Featured Artwork by Richard Vyse

View All Richard Vyse's Artwork

Poetry Issue #65
By Marcy Rae Henry
Fiction Issue #65
By Isa Lorenzo
Nonfiction Issue #65
By Libby R. Horton

Letter from the Editors

With Issue #65 coming out just in time for Winter Solstice, which is somehow already around the corner tomorrow, we’re humbled and excited to put forth an issue that encapsulates a mindscape which can best be described as hiding in plain sight as birds overlook the frost and snow that covers us, pockets of time unfurling. Issue #65 contains a series of works that expose internal and external wounds and conditions, demonstrating on a global scale what lies underneath the frost.

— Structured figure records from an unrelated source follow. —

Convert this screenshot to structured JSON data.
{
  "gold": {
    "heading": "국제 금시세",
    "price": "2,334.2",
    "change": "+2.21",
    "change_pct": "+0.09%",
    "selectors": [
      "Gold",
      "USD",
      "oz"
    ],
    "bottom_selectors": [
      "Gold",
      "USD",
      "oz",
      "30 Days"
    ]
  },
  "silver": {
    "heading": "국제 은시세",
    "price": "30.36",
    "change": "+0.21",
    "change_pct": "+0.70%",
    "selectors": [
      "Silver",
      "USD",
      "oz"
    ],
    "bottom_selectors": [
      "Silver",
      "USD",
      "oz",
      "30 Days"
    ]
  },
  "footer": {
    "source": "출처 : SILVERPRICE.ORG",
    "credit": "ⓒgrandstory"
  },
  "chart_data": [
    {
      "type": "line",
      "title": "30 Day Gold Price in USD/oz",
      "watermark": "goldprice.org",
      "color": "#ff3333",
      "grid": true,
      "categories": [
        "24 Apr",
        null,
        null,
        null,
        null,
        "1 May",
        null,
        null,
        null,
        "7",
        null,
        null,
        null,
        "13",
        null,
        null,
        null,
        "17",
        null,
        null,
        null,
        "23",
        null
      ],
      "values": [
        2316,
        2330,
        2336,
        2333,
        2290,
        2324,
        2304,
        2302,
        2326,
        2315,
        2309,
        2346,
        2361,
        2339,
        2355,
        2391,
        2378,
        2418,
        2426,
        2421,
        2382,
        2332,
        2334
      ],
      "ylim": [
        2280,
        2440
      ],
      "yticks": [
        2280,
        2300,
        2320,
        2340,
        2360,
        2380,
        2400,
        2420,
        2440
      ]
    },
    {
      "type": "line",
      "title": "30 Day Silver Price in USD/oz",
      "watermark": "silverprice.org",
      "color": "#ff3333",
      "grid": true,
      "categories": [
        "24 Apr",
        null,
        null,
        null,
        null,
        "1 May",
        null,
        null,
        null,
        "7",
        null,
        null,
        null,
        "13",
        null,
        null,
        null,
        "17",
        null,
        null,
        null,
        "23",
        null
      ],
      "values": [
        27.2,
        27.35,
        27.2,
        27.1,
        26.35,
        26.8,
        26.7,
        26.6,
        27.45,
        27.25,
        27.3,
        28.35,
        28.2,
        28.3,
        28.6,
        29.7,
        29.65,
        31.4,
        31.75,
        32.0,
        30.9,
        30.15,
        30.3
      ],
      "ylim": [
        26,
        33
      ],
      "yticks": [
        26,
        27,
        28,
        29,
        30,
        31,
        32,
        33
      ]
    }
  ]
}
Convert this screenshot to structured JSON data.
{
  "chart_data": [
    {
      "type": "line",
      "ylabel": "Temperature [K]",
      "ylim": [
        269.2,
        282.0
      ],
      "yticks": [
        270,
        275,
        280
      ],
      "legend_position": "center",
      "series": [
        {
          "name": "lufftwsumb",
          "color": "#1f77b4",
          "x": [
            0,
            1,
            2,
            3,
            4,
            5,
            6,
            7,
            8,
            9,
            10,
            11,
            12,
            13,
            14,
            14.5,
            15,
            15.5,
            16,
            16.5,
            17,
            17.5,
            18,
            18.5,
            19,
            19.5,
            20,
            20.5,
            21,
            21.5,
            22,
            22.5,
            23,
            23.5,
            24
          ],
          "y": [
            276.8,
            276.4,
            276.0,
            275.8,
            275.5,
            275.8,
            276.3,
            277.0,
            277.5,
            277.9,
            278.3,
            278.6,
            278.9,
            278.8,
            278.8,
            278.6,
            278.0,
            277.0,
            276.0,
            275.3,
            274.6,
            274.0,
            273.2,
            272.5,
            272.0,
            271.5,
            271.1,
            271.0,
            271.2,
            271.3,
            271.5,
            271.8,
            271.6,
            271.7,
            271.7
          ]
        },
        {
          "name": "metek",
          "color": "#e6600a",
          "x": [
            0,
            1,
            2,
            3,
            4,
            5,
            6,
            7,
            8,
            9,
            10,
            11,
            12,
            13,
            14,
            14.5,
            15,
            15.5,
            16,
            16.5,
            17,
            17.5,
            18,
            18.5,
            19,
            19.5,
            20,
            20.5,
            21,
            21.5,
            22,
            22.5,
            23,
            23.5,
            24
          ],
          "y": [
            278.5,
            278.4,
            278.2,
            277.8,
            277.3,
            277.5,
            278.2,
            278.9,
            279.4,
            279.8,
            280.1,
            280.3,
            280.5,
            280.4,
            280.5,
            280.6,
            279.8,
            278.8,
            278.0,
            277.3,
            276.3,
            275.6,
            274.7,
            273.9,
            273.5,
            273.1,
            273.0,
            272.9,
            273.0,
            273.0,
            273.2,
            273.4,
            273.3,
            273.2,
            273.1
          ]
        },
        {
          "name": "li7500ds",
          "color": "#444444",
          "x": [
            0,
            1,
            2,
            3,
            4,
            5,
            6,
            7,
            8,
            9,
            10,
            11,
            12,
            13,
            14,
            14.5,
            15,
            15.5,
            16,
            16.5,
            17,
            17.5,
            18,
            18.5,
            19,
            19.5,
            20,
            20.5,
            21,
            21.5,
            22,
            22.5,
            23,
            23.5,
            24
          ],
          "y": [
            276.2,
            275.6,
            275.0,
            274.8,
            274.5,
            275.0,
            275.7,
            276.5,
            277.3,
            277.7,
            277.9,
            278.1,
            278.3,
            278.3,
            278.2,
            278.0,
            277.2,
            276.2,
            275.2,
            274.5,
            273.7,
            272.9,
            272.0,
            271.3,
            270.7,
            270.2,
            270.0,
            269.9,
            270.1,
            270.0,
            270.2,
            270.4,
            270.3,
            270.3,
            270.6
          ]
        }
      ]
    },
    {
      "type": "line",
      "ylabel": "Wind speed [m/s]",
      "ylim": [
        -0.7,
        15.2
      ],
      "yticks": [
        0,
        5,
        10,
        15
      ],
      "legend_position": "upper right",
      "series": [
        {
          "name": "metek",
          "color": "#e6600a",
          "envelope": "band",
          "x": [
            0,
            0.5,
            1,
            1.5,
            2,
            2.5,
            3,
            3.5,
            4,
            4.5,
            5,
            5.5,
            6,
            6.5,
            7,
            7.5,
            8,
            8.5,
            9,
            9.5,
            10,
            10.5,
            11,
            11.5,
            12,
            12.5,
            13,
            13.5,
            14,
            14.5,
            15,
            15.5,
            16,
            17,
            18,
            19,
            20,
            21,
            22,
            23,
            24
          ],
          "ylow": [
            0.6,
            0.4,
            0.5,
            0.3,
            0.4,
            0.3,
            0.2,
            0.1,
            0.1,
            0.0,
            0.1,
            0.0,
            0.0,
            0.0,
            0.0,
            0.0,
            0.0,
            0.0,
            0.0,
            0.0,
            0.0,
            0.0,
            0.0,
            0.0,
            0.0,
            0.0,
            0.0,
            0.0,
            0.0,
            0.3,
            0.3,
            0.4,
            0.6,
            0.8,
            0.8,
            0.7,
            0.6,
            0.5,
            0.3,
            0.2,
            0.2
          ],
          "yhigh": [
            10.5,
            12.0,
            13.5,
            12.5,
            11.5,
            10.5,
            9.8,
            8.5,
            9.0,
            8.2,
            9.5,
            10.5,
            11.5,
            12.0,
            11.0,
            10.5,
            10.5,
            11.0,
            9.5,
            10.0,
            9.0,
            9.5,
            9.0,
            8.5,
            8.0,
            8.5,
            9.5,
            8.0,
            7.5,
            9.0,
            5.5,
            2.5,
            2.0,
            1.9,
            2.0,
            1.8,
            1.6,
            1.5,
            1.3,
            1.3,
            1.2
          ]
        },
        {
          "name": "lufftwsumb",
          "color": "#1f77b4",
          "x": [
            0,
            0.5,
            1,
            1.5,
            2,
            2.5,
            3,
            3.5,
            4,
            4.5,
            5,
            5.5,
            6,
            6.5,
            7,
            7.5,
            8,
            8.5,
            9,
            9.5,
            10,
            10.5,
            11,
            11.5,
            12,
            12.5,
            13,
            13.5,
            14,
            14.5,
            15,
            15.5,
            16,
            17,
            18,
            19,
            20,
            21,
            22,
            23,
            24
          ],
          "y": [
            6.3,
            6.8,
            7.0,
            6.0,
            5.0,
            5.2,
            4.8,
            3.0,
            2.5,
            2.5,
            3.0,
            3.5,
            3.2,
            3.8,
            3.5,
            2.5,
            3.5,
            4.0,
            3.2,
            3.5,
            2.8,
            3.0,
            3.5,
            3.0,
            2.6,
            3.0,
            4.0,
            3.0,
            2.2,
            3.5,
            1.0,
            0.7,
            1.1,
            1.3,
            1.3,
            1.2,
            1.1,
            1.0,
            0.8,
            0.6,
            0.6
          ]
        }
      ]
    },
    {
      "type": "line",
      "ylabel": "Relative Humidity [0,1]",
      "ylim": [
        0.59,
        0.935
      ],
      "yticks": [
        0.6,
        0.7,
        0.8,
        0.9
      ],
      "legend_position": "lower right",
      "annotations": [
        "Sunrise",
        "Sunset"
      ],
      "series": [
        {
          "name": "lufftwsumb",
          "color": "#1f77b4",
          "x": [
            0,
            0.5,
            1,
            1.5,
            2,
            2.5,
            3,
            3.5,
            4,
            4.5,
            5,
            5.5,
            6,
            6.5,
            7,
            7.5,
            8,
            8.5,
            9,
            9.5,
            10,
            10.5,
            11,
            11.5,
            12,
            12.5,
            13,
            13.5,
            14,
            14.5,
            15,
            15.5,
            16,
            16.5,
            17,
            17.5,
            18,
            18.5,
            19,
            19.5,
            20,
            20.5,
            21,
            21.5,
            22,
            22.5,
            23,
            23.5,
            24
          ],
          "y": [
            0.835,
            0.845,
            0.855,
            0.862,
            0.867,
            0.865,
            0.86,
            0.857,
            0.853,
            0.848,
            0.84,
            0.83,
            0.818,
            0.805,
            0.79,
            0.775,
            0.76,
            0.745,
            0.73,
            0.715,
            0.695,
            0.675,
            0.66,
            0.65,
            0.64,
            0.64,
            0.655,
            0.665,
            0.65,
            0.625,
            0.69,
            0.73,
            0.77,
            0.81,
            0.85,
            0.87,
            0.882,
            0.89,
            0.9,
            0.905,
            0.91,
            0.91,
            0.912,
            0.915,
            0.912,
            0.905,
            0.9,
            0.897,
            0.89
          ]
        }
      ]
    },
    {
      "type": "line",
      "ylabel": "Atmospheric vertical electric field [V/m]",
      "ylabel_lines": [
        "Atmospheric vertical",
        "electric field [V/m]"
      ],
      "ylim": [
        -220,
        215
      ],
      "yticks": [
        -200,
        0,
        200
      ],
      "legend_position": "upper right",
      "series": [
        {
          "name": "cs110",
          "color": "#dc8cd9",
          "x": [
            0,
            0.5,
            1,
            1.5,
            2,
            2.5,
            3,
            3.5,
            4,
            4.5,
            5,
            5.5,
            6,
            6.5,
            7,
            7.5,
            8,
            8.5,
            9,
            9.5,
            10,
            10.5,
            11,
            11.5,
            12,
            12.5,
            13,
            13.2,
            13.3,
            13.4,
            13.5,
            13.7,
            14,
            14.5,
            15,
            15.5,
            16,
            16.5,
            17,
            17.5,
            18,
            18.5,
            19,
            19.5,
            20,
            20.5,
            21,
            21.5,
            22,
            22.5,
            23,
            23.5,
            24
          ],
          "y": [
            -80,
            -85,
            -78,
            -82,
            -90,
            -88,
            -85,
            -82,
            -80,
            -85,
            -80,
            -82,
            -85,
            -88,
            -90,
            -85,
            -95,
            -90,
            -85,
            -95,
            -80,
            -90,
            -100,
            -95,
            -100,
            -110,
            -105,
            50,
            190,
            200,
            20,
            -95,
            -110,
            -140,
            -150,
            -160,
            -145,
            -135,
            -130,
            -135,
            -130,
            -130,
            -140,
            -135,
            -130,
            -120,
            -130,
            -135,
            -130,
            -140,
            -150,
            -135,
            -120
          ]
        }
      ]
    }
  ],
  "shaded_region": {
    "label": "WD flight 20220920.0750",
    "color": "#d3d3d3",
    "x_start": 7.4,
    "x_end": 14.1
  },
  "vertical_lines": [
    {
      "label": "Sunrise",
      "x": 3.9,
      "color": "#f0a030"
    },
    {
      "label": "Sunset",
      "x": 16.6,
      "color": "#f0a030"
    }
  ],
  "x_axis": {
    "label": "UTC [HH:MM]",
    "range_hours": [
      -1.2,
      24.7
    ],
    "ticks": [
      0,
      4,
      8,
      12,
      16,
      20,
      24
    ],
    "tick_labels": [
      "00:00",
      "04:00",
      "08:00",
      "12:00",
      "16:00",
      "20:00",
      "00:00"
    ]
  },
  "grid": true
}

We found Marcy Rae Henry’s poetry portfolio quite appealing with lines like “we are abstract in the dark / a mosaic of yellow tiles floating out like bees / almost a dead cow in water,” and “god has left us alone on the island / doing impressions of humans / having a bad day.” The emerging voice here is unique and intoxicating, reminding us that there’s so much more to life than what meets the eye or that which exists within the confines of what we thought we knew to be true.

“Field,” our featured fiction selection by Isa Lorenzo, is a beautiful and timely story told through the eyes of a child. Based off of a true event in which fifty-eight people were killed in a field due to politics, a ten-year-old child in the Philippines is forced to confront the brutal reality of governmental policy and corruption. A timely piece, it tells us, “ How did you get over a massacre? You didn’t. You never would.”

“Solution Phase” by Libby Horton is a captivating creative nonfiction piece that merges one human’s experience with recovering their mental health with clinical descriptions of the chemistry of mental illness. Horton drops the reader into the narrative with the second person “you,” allowing us an intimate, fleeting look into a life colored with illness, chemistry, and everyday encounters. Even when things seem simple on the outside, “Serotonin seems simple and accessible. C10H12N2O. Surely there is more to my story than the 25 atoms in this molecule.”

We wish you peace and happiness as winter approaches.